Vloeibare brandstoffen: van mazout tot biomazout
In Duitsland zijn er verschillende soorten mazout op de markt. Er wordt bijvoorbeeld verwarmd met zwavelarme stookolie zoals in België, maar ook met milieuvriendelijkere alternatieven zoals 20% biomazout of de zogenaamde R33-mix die bestaat uit 26% HVO, 7% FAME en 67% stookolie. Biomazout heeft het voordeel dat het makkelijk biologisch afbreekbaar is. Daartegenover staat dan weer de beperktere houdbaarheid: je mag de brandstof geen jaren in je tank laten staan, wat bijvoorbeeld bij renovaties een probleem kan opleveren (wie een huis koopt met een gevulde tank, jarenlang verbouwt en ondertussen elders woont, kan de aanwezige biodiesel mogelijk niet meer gebruiken).
Ook alternatieve brandstoffen zijn aanwezig op de Duitse markt, zoals HVO of FAME. Op dit moment worden er volop tests en experimenten uitgevoerd met deze hernieuwbare vloeibare brandstoffen. Zo lopen er pilootprojecten in particuliere woningen met cv-ketels waarbij 100% HVO (met waterstof behandelde plantaardige olie) of een mengvorm met stookolie wordt gebruikt. In tegenstelling tot biomazout heeft HVO een indrukwekkende houdbaarheid. In Finland slaat men de brandstof al meer dan tien jaar op, en de kwaliteit blijkt onverminderd. Maar HVO is nog om andere redenen een van de belangrijkste nieuwe brandstoffen. Wanneer men HVO in bestaande installaties gebruikt, is de verminderde roetproductie met het blote oog namelijk onmiddellijk zichtbaar:

Biomass-to-Liquidbrandstoffen: in volle ontwikkeling
Het Karlsruhe Institute of Technology (KIT) experimenteert volop met Biomass-to-Liquidbrandstoffen gemaakt van onder meer biologische resten van de land- en bosbouw. Die grondstoffen hebben het voordeel dat er geen bijkomende landbouwgrond voor moet worden vrijgemaakt én dat ze niet concurreren met de grondstoffen die nodig zijn voor onze voedselproductie. Aan het KIT wordt onder andere het zuurstofrijke OME (Oxy Methylene Ether) gemaakt, terwijl onder meer in grote teststations aan de Technische Universität München algen worden omgezet naar BtL-brandstof.

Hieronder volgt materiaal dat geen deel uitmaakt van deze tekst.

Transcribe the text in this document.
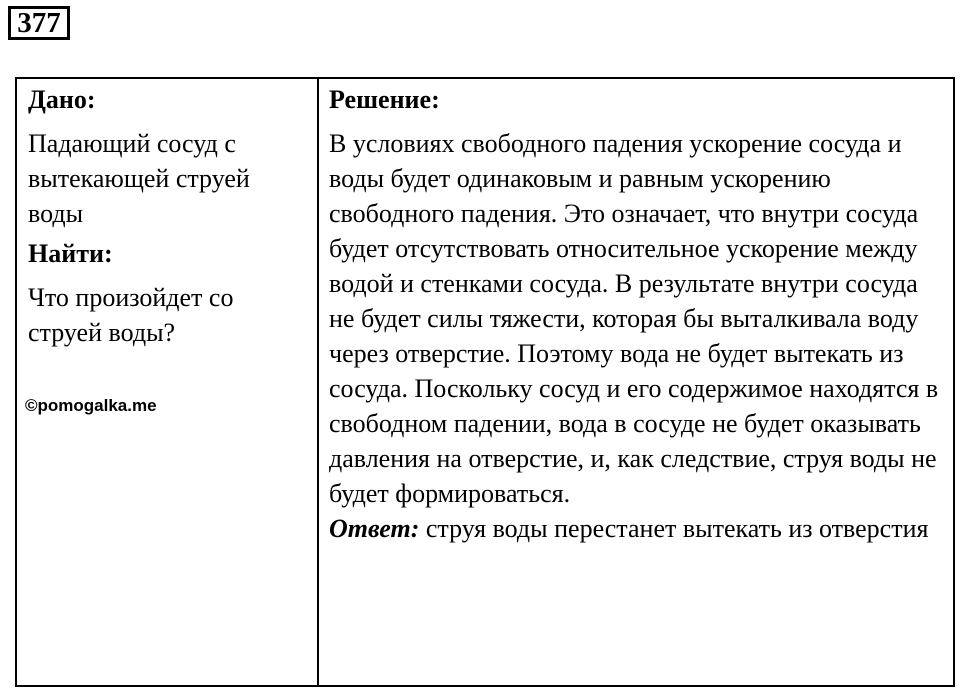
377
Дано:
Падающий сосуд с вытекающей струей воды
Найти:
Что произойдет со струей воды?
©pomogalka.me
Решение:
В условиях свободного падения ускорение сосуда и воды будет одинаковым и равным ускорению свободного падения. Это означает, что внутри сосуда будет отсутствовать относительное ускорение между водой и стенками сосуда. В результате внутри сосуда не будет силы тяжести, которая бы выталкивала воду через отверстие. Поэтому вода не будет вытекать из сосуда. Поскольку сосуд и его содержимое находятся в свободном падении, вода в сосуде не будет оказывать давления на отверстие, и, как следствие, струя воды не будет формироваться.
Ответ: струя воды перестанет вытекать из отверстия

Hoewel Biomass-to-liquidbrandstoffen momenteel nog duurder zijn dan gewone stookolie, zal de prijs dalen wanneer de productie opschaalt. Experten verwachten dat, naast HVO, Biomass-to-Liquidbrandstoffen de eerste zullen zijn die stapsgewijs ingeburgerd zullen raken – eerst in meng- en daarna in pure vorm.

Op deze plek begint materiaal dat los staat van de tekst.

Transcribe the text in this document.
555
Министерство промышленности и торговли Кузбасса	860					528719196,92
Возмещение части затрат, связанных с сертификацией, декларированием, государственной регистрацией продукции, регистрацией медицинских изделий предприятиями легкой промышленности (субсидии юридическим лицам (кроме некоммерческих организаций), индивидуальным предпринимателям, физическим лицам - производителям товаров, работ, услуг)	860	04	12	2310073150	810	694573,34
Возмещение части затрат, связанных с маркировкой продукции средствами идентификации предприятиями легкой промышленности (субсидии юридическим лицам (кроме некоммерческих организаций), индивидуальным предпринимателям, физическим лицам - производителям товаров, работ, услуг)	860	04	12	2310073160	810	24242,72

E-fuels met surplus aan hernieuwbare energie
Power-to-Liquidbrandstoffen (PtL) of e-fuels zijn een andere denkpiste. Deze synthetische brandstoffen worden gemaakt met hernieuwbare elektriciteit (afkomstig van zonnepanelen of windmolens) en CO2. Dit gaat als volgt: uit hernieuwbare elektriciteit wordt via elektrolyse waterstof gemaakt, dat op zijn beurt gecombineerd wordt met het broeikasgas CO2 tot een synthetische brandstof. Het proces levert niet alleen een fossielvrije vloeibare brandstof op voor verwarmingsdoeleinden, maar ook kerosine, benzine, diesel en daarnaast ook wax voor bijvoorbeeld gebruik in schoonheidsproducten. Ook van e-fuels gaan we in de toekomst nog veel horen, al zullen deze synthetische brandstoffen vooral aangemaakt worden in regio’s waar de zon veel schijnt of waar het veel waait.

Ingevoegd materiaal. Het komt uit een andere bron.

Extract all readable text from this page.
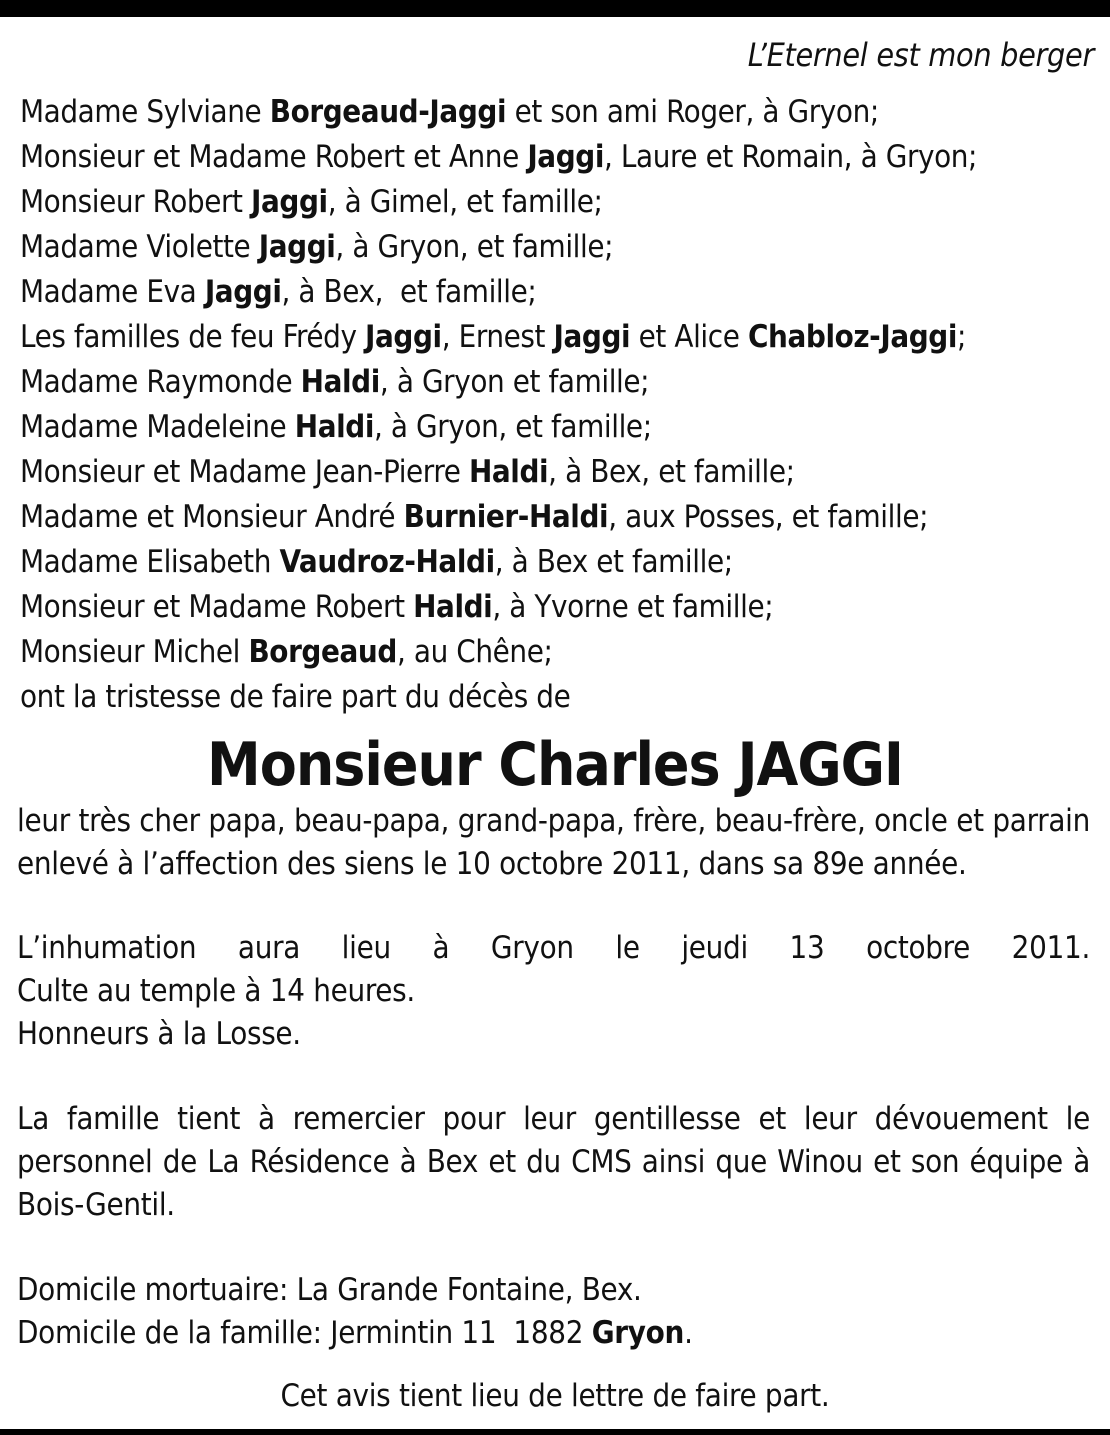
L’Eternel est mon berger
Madame Sylviane Borgeaud-Jaggi et son ami Roger, à Gryon;
Monsieur et Madame Robert et Anne Jaggi, Laure et Romain, à Gryon;
Monsieur Robert Jaggi, à Gimel, et famille;
Madame Violette Jaggi, à Gryon, et famille;
Madame Eva Jaggi, à Bex,  et famille;
Les familles de feu Frédy Jaggi, Ernest Jaggi et Alice Chabloz-Jaggi;
Madame Raymonde Haldi, à Gryon et famille;
Madame Madeleine Haldi, à Gryon, et famille;
Monsieur et Madame Jean-Pierre Haldi, à Bex, et famille;
Madame et Monsieur André Burnier-Haldi, aux Posses, et famille;
Madame Elisabeth Vaudroz-Haldi, à Bex et famille;
Monsieur et Madame Robert Haldi, à Yvorne et famille;
Monsieur Michel Borgeaud, au Chêne;
ont la tristesse de faire part du décès de
Monsieur Charles JAGGI

leur très cher papa, beau-papa, grand-papa, frère, beau-frère, oncle et parrain enlevé à l’affection des siens le 10 octobre 2011, dans sa 89e année.

L’inhumation aura lieu à Gryon le jeudi 13 octobre 2011.
Culte au temple à 14 heures.
Honneurs à la Losse.

La famille tient à remercier pour leur gentillesse et leur dévouement le personnel de La Résidence à Bex et du CMS ainsi que Winou et son équipe à Bois-Gentil.

Domicile mortuaire: La Grande Fontaine, Bex.
Domicile de la famille: Jermintin 11  1882 Gryon.
Cet avis tient lieu de lettre de faire part.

Tests op het terrein: 80% minder CO2
Het Duitse Institute for Heating and Oil Technology (IWO) voerde van augustus 2017 tot januari 2019 tests uit waarbij het hernieuwbare vloeibare brandstoffen in elf bestaande particuliere installaties introduceerde, goed voor 23.000 liter brandstof. Nadat in die elf woningen de basis werd gelegd in de vorm van een betere isolatie en een renovatie van het verwarmingssysteem, leverde het gebruik van met waterstof behandelde plantaardige olie (HVO) een CO2-vermindering van maar liefst 80% op. In een woning van dertig à veertig jaar oud in de Duitse gemeente Barnstorf waar momenteel nog een pilootproject aan de gang is werd zelfs een CO2-vermindering van 92% opgetekend.